Taiwanese computer scientist

Chen Tze-chiang (陳自強 (Chén Zìqiáng); born 1951) is a Taiwanese physicist and electrical engineer. He joined the IBM Thomas J. Watson Research Center in 1984. He is currently an IBM Fellow and the Vice President of Science and Technology at Thomas J. Watson Research Center, IBM Research Division in Yorktown Heights, New York.

== Early life and education ==
Chen was born in Taiwan in 1951 to parents who were both teachers. He graduated from National Cheng Kung University with a Bachelor of Science (B.S.) in physics in 1974 and a Master of Science (M.S.) in physics in 1976. He then completed doctoral studies in the United States, earning a second M.S. in 1979 and his Ph.D. in electrical engineering and applied science in 1985 from Yale University.

== Academic career ==
Chen has published more than 60 papers in technical journals and conferences. His contributions to advanced bipolar technology had a major impact on IBM S/390 mainframe systems. More recently, his contributions to CMOS miniaturization and DRAM devices have had a profound impact on IBM's leadership in CMOS process technology and DRAM manufacturing.

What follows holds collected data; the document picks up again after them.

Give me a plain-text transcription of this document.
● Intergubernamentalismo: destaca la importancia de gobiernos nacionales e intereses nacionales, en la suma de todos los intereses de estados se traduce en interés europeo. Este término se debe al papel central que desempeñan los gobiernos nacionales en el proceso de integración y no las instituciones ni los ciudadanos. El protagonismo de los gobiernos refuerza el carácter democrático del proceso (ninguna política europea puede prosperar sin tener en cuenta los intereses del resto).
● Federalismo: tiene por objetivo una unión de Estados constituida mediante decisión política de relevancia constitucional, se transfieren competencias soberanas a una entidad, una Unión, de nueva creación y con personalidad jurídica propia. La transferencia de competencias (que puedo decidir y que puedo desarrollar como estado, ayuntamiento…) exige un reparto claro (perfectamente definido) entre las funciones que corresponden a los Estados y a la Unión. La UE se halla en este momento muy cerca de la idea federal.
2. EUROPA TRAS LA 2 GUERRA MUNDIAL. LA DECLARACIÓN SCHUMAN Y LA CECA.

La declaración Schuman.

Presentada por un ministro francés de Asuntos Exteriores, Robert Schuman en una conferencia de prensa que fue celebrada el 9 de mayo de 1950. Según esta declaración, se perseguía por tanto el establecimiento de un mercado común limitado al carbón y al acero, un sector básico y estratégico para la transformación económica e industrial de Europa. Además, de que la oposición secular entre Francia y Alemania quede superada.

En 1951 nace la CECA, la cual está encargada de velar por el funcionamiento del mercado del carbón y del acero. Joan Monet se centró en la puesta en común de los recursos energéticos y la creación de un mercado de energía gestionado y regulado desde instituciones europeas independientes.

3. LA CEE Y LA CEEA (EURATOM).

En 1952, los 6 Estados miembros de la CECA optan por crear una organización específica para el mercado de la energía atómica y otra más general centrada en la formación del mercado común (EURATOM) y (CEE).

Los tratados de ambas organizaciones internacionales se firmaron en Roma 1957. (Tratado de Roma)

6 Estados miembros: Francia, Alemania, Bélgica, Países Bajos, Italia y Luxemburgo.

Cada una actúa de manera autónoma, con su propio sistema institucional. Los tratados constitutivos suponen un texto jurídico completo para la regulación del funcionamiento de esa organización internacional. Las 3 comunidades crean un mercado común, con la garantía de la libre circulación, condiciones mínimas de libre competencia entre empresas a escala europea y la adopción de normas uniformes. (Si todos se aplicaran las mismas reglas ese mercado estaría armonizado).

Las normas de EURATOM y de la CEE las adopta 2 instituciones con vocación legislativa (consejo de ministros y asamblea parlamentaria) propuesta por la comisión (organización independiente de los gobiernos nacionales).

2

Chen was elected as a Fellow of the Institute of Electrical and Electronics Engineers (IEEE) in 1999 for contributions to silicon bipolar and DRAM technology development. Chen has been recognized with several IBM Technical Innovation Awards and was named IBM Distinguished Engineer and IBM Fellow in 1996 and 1999, respectively.

During the period of Feb. 1999 - Feb. 2003, Chen was the Director of Advanced Logic/Memory Technology Development at the Semiconductor Research and Development Center, IBM Microelectronics Division in East Fishkill, New York. During the period of 1992–1999, he was the Senior Manager responsible for the 64Mb/256Mb/1Gb DRAM Technology Development in IBM/Siemens/Toshiba DRAM Development Alliance. Before assuming his role as the Project Manager in DRAM Development, he held a variety of managerial assignments in his career at IBM, including Functional Manager of High-Performance BiCMOS Technology, Manufacturing Engineering Manager in the Bipolar VLSI Line, and Manager of Optical Lithography Development at Watson Research Center.

==Awards and honors==
In 2011, he received the IEEE Ernst Weber Managerial Leadership Award. In 2022, he was elected to Academia Sinica.

In 2025, Chen was elected to the National Academy of Engineering.